Sorry again for being sidetracked once more, back to the scent, since pine trees are dying did you know that I asked the DENR to research and introduce to me and the city for something that can work for the city thus the introduction of the Lemon Cypress. This is one we should look into. Unlike the pine, this holds soil for less erotions, with it too comes water, unlike the pine as it may contaminate water sources with it’s toxicity. The roots of the pine spread along the side and not underneath and won’t hold soil. The reason for many felled pine from strong wind. Also the reason why “balling” will not work for the pine. Fact! The best way to kill the pine is by surrounding it with cement or stones, surely imminent death. Unlike other trees.

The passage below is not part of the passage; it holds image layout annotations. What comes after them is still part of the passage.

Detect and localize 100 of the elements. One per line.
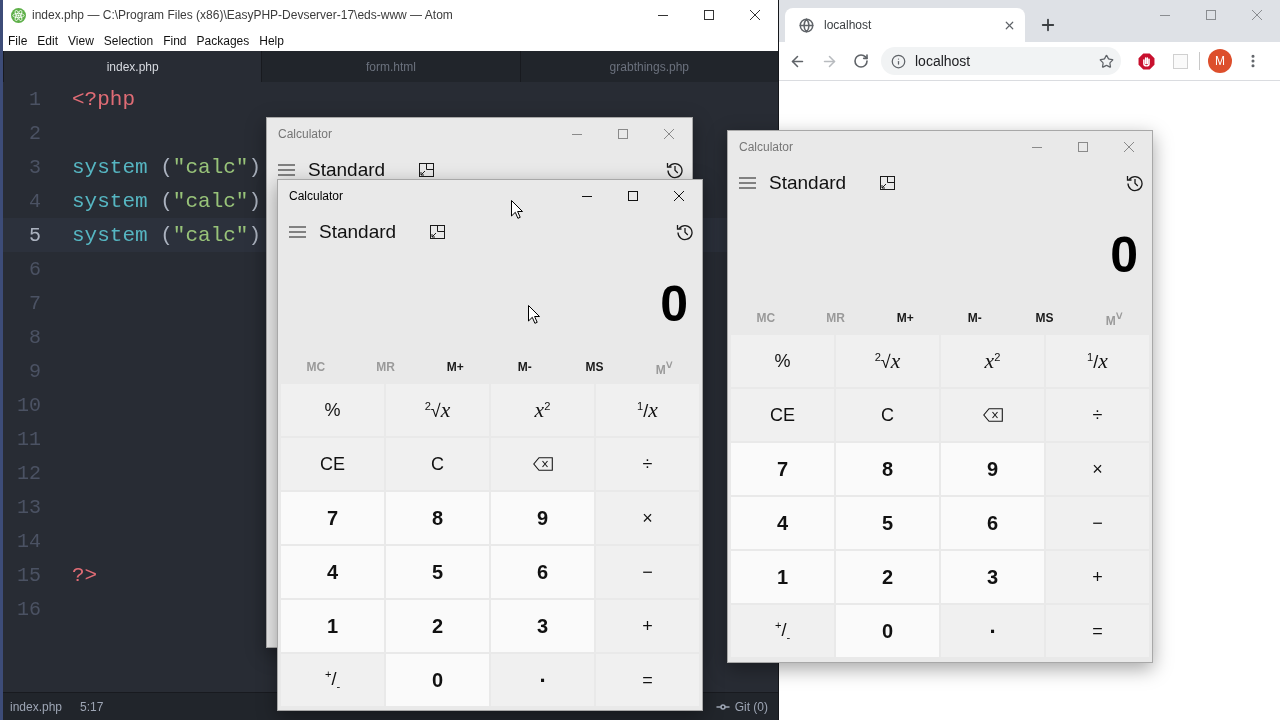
menu-item[interactable]: File [3,33,33,48]
mode-title: Standard [319,222,397,242]
git-status[interactable]: Git (0) [734,699,768,714]
minimize-icon [1160,14,1170,16]
address-bar[interactable]: localhost [881,47,1121,75]
function-key[interactable]: % [731,335,834,387]
window-title: index.php — C:\Program Files (x86)\EasyPHP-Devserver-17\eds-www — Atom [32,8,453,22]
digit-key[interactable]: 0 [386,654,489,706]
menu-item[interactable]: Help [254,33,289,48]
memory-button[interactable]: M- [940,301,1010,335]
digit-key[interactable]: 1 [731,551,834,603]
function-key[interactable]: $^{2}$√x [836,335,939,387]
function-key[interactable]: CE [731,389,834,441]
memory-button[interactable]: MS [559,350,630,384]
digit-key[interactable]: 3 [491,600,594,652]
memory-button[interactable]: MS [1009,301,1080,335]
function-key[interactable]: $^{1}$/x [1046,335,1149,387]
code-line: system ("calc") [72,189,262,213]
digit-key[interactable]: 7 [731,443,834,495]
function-key[interactable]: . [941,605,1044,657]
function-key[interactable]: CE [281,438,384,490]
function-key[interactable]: C [386,438,489,490]
function-key[interactable]: $^{+}$/$_{-}$ [281,654,384,706]
menu-icon [288,226,306,238]
browser-tab[interactable]: localhost [785,8,1025,42]
digit-key[interactable]: 5 [386,546,489,598]
function-key[interactable]: = [596,654,699,706]
code-line: ?> [72,563,98,587]
memory-button[interactable]: M+ [870,301,940,335]
atom-icon [11,7,26,23]
digit-key[interactable]: 7 [281,492,384,544]
menu-item[interactable]: Selection [98,33,159,48]
code-line: system ("calc") [72,223,262,247]
digit-key[interactable]: 4 [731,497,834,549]
profile-avatar[interactable]: M [1208,49,1232,73]
function-key[interactable]: C [836,389,939,441]
digit-key[interactable]: 2 [836,551,939,603]
minimize-icon [582,195,592,197]
digit-key[interactable]: 6 [491,546,594,598]
memory-button[interactable]: M- [490,350,560,384]
digit-key[interactable]: 1 [281,600,384,652]
function-key[interactable]: $^{1}$/x [596,384,699,436]
function-key[interactable]: + [596,600,699,652]
backspace-key[interactable] [941,389,1044,441]
close-icon [750,10,760,20]
close-icon [1124,142,1134,152]
mouse-pointer-icon [511,200,523,219]
menu-item[interactable]: View [63,33,99,48]
digit-key[interactable]: 5 [836,497,939,549]
menu-item[interactable]: Edit [32,33,64,48]
function-key[interactable]: × [596,492,699,544]
info-icon [891,53,906,69]
close-icon [664,129,674,139]
digit-key[interactable]: 4 [281,546,384,598]
digit-key[interactable]: 8 [836,443,939,495]
digit-key[interactable]: 9 [491,492,594,544]
stop-hand-icon [1137,52,1155,70]
history-icon [676,223,694,241]
digit-key[interactable]: 9 [941,443,1044,495]
function-key[interactable]: = [1046,605,1149,657]
function-key[interactable]: × [1046,443,1149,495]
backspace-icon [532,457,553,471]
backspace-icon [982,408,1003,422]
blank-square-icon [1172,53,1188,69]
function-key[interactable]: − [596,546,699,598]
window-title: Calculator [289,189,344,203]
function-key[interactable]: x$^{2}$ [491,384,594,436]
close-icon [1252,10,1262,20]
minimize-icon [572,133,582,135]
maximize-icon [618,129,628,139]
digit-key[interactable]: 2 [386,600,489,652]
memory-button[interactable]: M+ [420,350,490,384]
history-icon [666,161,684,179]
backspace-key[interactable] [491,438,594,490]
maximize-icon [1078,142,1088,152]
menu-item[interactable]: Find [158,33,192,48]
function-key[interactable]: x$^{2}$ [941,335,1044,387]
globe-icon [799,17,814,33]
function-key[interactable]: ÷ [1046,389,1149,441]
maximize-icon [628,191,638,201]
digit-key[interactable]: 8 [386,492,489,544]
digit-key[interactable]: 6 [941,497,1044,549]
menu-icon [277,164,295,176]
cursor-position[interactable]: 5:17 [80,699,104,714]
mode-title: Standard [308,160,386,180]
function-key[interactable]: . [491,654,594,706]
status-file-name[interactable]: index.php [10,699,63,714]
menu-item[interactable]: Packages [191,33,255,48]
window-title: Calculator [739,140,794,154]
function-key[interactable]: ÷ [596,438,699,490]
function-key[interactable]: − [1046,497,1149,549]
star-icon [1098,53,1114,69]
function-key[interactable]: $^{+}$/$_{-}$ [731,605,834,657]
digit-key[interactable]: 3 [941,551,1044,603]
editor-tab[interactable]: index.php [3,51,262,82]
function-key[interactable]: + [1046,551,1149,603]
digit-key[interactable]: 0 [836,605,939,657]
function-key[interactable]: % [281,384,384,436]
maximize-icon [704,10,714,20]
function-key[interactable]: $^{2}$√x [386,384,489,436]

Back to the scent, by introducing the Lemon Cypress the smell of the city will surely change, for the better. This is indigenous to Australia, where weather is similar to that of Baguio. Session too can benefit if Cafes al Fresco are replaced with motor vehicles, transfer the sale of Coffee and Flowers in the Public Market to Session Rd. and I guarantee with just this simple acts the scent of this popular thoroughfare will already change the way every citizen will perceive it to be. A change in the city’s scent will go a long way and how the city is perceived to be. Give it a try and see, surely the results will be surprisingly good for every juan. I went on the campaign trail for five times and in all this times I was advised and told to always smell good, as the impression would have led every juan to believe that Peter Rey Bautista not only smelled good but was perceived also to be clean. Maybe? Funny but surely the electorate would easily remember a candidate whose smell was pleasant over the other, the mere shake of hands and a hug would surely express a different reaction, thus being remembered for just smelling better. Maybe a perception only but it was lasting and did change the way I was perceived to be…clean as the analysts would want juan to believe. Just a thought to leave every citizen about the city’s scent.